Burns Night cranachan

Burns Night cranachan


2 people made this

About this recipe: Cranachan is traditionally eaten in January on Burns Night as a dessert following a feast of haggis. Ever so easy to make, just fresh raspberries, cream, whisky, honey and oats - that's it!

geneviever Hampshire, England, UK

Serves: 6 

  • 150g medium oats
  • 4 tablespoons Scottish whisky
  • 6 tablespoons Scottish honey
  • 600ml double cream, whipped
  • 1 punnet fresh raspberries, separated

Prep:20min  ›  Cook:8min  ›  Ready in:28min 

  1. Preheat the oven to 200 C / Gas 6.
  2. In a bowl, mix the oats with the whisky and half of the honey then spread out in a single layer on a baking tray lined with baking parchment.
  3. Bake in the preheated oven, or under a hot grill until golden brown, about 6 to 8 minutes in the oven (2 to 3 minutes until the grill).

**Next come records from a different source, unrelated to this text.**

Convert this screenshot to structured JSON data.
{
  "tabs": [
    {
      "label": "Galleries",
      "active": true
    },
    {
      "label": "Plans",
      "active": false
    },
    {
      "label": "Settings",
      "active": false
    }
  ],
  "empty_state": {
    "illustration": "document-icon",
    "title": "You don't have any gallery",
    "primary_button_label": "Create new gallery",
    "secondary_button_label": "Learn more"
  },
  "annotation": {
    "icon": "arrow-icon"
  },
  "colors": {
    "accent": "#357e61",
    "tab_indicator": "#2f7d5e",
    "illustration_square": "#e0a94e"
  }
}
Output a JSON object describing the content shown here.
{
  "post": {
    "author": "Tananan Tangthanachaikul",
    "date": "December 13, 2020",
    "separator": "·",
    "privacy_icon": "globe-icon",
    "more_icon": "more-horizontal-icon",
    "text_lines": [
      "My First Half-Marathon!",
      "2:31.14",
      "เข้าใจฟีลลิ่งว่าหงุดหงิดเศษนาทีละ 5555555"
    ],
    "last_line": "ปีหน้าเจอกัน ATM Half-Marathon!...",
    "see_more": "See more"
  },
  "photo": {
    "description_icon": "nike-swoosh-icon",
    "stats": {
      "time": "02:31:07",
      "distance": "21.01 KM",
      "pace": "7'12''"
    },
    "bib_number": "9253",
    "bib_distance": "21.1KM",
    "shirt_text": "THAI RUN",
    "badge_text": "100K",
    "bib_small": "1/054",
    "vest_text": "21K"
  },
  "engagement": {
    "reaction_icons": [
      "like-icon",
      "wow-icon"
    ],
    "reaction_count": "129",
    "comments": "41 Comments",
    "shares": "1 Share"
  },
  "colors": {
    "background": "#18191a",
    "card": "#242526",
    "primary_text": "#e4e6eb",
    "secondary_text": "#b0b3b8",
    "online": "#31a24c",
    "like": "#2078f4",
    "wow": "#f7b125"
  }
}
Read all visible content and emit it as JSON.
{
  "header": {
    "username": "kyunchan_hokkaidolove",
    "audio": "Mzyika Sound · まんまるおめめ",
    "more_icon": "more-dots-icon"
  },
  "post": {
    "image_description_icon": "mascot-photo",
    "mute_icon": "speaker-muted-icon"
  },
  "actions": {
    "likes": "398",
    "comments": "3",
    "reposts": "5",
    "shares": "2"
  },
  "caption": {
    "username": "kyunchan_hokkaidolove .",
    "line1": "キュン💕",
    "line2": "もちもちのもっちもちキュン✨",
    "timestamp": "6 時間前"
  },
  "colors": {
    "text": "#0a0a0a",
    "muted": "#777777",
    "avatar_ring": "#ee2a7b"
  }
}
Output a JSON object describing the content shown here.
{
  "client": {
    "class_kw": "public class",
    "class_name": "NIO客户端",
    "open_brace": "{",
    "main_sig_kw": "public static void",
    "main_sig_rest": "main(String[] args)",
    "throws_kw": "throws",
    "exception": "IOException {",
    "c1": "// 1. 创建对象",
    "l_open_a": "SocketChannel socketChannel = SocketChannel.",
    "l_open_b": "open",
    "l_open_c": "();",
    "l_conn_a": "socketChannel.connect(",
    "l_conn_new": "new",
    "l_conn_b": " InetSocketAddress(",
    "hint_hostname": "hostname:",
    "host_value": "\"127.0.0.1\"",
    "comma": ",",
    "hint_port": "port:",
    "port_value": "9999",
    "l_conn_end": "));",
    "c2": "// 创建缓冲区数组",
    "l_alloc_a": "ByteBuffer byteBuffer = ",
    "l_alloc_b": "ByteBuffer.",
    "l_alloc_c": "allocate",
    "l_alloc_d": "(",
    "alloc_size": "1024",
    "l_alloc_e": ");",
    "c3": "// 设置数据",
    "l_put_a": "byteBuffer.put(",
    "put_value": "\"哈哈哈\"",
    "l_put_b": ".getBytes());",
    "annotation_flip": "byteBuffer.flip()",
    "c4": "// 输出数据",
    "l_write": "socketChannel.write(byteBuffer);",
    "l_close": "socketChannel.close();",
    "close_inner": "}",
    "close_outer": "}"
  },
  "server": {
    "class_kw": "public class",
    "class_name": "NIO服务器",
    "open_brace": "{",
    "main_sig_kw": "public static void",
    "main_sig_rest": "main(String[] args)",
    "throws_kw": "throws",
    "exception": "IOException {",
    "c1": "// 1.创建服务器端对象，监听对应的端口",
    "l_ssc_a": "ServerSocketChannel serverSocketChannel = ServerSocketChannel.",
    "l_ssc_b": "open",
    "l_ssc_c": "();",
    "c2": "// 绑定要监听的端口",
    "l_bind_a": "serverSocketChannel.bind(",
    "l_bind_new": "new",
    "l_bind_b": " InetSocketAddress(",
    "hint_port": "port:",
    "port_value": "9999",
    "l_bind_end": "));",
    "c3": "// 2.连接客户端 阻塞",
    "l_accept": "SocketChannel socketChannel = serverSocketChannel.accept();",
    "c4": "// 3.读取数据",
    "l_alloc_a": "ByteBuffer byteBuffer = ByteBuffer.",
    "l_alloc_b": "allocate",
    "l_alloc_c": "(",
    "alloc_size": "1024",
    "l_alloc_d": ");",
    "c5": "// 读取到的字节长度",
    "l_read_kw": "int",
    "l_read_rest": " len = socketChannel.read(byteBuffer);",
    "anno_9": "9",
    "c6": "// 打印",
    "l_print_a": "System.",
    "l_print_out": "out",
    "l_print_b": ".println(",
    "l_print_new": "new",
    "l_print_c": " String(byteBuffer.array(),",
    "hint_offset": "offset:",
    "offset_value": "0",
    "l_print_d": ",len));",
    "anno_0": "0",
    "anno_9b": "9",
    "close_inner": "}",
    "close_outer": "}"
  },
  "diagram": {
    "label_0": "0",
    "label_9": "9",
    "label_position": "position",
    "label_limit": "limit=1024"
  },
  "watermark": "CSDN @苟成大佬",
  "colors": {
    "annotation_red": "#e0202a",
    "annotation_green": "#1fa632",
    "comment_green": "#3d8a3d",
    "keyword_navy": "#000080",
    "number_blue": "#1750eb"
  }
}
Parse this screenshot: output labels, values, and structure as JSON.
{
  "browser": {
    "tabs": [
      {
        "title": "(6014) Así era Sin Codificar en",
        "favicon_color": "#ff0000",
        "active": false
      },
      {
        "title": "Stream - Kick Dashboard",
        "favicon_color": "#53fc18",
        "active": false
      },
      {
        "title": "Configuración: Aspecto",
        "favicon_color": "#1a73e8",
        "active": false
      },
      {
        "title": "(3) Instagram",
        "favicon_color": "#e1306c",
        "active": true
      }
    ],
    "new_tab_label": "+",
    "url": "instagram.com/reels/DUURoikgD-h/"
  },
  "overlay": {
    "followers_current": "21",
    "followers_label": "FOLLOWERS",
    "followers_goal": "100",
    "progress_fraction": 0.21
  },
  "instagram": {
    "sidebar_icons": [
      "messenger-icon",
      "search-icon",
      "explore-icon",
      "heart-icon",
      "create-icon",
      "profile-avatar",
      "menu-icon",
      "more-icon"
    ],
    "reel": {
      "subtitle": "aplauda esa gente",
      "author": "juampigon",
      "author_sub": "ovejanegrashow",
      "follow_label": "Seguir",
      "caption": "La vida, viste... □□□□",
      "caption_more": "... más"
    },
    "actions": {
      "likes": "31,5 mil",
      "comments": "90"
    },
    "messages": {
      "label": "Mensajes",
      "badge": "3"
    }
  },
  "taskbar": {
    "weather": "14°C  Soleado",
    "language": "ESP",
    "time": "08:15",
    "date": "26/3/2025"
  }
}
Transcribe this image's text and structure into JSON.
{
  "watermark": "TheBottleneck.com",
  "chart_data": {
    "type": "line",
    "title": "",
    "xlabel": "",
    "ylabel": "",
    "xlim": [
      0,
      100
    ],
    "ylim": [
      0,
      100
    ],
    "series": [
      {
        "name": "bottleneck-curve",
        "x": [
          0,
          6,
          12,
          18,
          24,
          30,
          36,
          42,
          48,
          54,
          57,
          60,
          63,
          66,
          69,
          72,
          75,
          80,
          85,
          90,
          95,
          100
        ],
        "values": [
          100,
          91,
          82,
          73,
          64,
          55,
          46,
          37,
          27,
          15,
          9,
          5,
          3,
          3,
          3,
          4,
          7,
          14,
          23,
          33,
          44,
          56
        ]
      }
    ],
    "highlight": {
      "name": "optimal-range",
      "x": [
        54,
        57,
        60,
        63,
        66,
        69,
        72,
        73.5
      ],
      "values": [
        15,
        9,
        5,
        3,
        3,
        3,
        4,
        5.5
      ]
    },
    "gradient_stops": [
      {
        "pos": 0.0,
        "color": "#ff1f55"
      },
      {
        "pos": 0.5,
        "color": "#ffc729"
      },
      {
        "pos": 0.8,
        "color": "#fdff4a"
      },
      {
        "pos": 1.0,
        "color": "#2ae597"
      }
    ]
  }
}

Remove from the heat and set aside.
  4. Puree one half of the raspberries and leave the other half whole. Into dessert glasses layer the cream, raspberry puree, oats, honey and raspberries in a way that is pleasing to the eye, ensuring that you finish with a whole raspberry or two on top and a sprinkling of oats. Depending on your dessert glass size, this recipe should serve 6. Best served right away.